Published on Sunday, September 10, 2017 in , , ,

Back about 5 years ago, I taught a simple method for estimating the square roots of non-perfect squares. I recently learned an improvement that makes this far more accurate, and even a little more impressive.

The new approach works well with the original approach I taught. I'll start with a review of the original method I taught, and then I'll delve into the details of the improved method.

Quick Refresher: As mentioned in the original post, you should be comfortable with mentally squaring 2-digit numbers, and being able to find the square roots of perfect squares. You'll also need to know the squares of the numbers from 1 to 31 off the top of your head, in order to handle the numbers from 1 to 1,000.
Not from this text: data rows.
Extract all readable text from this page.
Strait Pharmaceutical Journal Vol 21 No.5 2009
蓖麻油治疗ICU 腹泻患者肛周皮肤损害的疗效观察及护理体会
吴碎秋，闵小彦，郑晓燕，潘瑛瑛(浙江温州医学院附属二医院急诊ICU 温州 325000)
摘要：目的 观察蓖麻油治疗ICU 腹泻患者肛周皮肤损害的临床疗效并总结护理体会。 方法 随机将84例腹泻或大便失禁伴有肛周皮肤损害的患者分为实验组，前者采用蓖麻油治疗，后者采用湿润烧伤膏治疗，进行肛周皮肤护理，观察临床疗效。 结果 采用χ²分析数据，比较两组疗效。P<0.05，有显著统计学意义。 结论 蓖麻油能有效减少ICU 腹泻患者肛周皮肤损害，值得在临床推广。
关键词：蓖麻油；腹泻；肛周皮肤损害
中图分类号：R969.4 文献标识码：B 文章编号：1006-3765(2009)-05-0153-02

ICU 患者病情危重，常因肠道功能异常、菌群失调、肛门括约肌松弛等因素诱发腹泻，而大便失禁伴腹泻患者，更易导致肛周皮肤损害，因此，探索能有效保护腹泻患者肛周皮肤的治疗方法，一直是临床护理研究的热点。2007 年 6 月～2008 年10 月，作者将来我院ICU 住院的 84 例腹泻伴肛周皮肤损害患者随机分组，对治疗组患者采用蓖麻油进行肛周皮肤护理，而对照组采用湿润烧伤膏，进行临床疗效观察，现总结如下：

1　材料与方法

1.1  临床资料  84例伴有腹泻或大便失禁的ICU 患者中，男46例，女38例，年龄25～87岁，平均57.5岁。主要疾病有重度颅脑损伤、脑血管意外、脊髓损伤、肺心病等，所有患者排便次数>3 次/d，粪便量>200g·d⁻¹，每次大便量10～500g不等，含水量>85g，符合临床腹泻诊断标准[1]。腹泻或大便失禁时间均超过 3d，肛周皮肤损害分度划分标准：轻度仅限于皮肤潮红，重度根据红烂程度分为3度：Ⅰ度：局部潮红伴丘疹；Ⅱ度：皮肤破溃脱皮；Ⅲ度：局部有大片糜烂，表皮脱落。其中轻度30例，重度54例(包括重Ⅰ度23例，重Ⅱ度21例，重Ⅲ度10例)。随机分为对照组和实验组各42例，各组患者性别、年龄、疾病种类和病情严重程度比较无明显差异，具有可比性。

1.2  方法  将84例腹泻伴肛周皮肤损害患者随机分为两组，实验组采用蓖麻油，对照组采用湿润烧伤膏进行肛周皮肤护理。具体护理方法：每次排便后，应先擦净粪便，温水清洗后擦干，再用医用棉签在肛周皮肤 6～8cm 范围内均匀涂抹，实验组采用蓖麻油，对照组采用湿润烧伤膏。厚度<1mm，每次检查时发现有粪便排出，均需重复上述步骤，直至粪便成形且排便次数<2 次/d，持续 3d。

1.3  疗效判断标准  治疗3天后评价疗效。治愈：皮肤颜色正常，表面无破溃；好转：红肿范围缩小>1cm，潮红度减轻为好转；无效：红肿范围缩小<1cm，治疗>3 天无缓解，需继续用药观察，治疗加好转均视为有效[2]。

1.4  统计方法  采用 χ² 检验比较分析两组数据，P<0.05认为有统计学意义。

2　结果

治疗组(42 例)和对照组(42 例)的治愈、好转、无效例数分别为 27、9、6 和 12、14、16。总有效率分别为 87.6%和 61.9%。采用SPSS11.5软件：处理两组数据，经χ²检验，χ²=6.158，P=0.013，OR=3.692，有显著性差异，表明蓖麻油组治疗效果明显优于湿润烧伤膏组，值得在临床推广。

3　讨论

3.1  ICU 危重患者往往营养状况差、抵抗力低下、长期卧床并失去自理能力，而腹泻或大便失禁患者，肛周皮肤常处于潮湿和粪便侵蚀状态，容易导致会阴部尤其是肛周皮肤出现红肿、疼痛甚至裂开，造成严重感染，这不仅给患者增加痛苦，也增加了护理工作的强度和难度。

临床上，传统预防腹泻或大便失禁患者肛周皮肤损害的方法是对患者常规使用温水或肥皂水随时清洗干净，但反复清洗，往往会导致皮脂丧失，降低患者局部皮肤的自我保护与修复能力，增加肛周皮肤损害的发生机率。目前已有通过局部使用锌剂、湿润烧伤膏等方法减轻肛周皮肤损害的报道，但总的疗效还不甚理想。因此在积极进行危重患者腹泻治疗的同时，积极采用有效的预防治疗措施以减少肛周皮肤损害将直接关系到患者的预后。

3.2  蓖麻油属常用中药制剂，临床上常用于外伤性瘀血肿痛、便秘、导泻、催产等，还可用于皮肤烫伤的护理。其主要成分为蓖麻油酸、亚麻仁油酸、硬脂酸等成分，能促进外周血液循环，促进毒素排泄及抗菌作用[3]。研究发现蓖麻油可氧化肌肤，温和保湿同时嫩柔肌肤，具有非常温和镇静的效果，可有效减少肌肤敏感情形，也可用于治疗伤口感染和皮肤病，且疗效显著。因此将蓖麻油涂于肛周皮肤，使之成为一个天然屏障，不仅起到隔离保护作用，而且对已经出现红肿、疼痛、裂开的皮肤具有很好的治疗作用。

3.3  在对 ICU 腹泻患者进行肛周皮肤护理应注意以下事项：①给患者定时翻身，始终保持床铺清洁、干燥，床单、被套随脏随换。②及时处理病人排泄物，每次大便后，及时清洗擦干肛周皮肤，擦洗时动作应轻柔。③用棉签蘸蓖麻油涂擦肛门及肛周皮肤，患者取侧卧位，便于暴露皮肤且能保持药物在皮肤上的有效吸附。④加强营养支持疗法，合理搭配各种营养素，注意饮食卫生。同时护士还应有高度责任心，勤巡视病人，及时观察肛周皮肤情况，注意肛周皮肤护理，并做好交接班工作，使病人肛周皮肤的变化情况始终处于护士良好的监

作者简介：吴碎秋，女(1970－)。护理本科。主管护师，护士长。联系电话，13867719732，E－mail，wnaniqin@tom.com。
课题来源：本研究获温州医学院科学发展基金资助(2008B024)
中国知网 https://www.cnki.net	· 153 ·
As an example number, we'll say you're given 130, and asked to find the square root. You start by partitioning the given number into the sum of the largest perfect square equal to or less than the number, plus any remaining amount. The largest perfect square equal to or less than 130 is 121, so we partition it into 121 + 9:

$\sqrt{130} = \sqrt{121 + 9}$

If you consider the sum now under the square root at this point to consist of numbers x and y (x = 121 and y = 9 in our example), then the original square root approximation is as follows:

$\sqrt{x +y} \approx \sqrt{x}+\frac{y}{2\sqrt{x}}$

This may seem harder than it is. Remember that x is a perfect square, so sqrt(x) is an integer, so it will be easy to work with. Applying this formula to our example, and recalling that sqrt(121) = 11, we get this approximation:

$\\ \sqrt{121 +9} \approx \sqrt{121}+\frac{9}{2\sqrt{121}} \\ \hphantom{spaces} \ \ \ \ \approx 11\frac{9}{22}$

If you square that estimation, you get roughly 130.167. That's not bad, but how can we do better?

Improved Version: This past Monday, UK-based math tutor Colin Beveridge wrote a post called The Mathematical Ninja takes a square root, which is the improved version I've been mentioning.

The whole part (11 in our above example) will not change, so we'll only focus on changing the fractional part. If you consider, as in Colin's post, the fractional part to be ab, then the improved estimation is as follows:

$\frac{ab}{b^{2}+a}$

So, for the new numerator (top number of the fraction) in our example, you'd multiply 9 × 22 to get 198. For the new denominator (bottom number of the fractions), you'd have to square the original bottom number, 22 squared = 484, and then add the original top number, 9, for a total of 493. Our new estimation for the square root of 13 becomes:

$\sqrt{130} \approx 11\frac{198}{493}$

If you square that estimate, you get roughly 129.997, which is much closer to 130 than 130.167!

If this approach interests you, do take the time to read Colin's original post, as it has plenty of nice touches. Most importantly, he suggests using the closest perfect square above or below the given number, which will improve the accuracy of your estimate as compared to always using the perfect square less than or equal to the given number.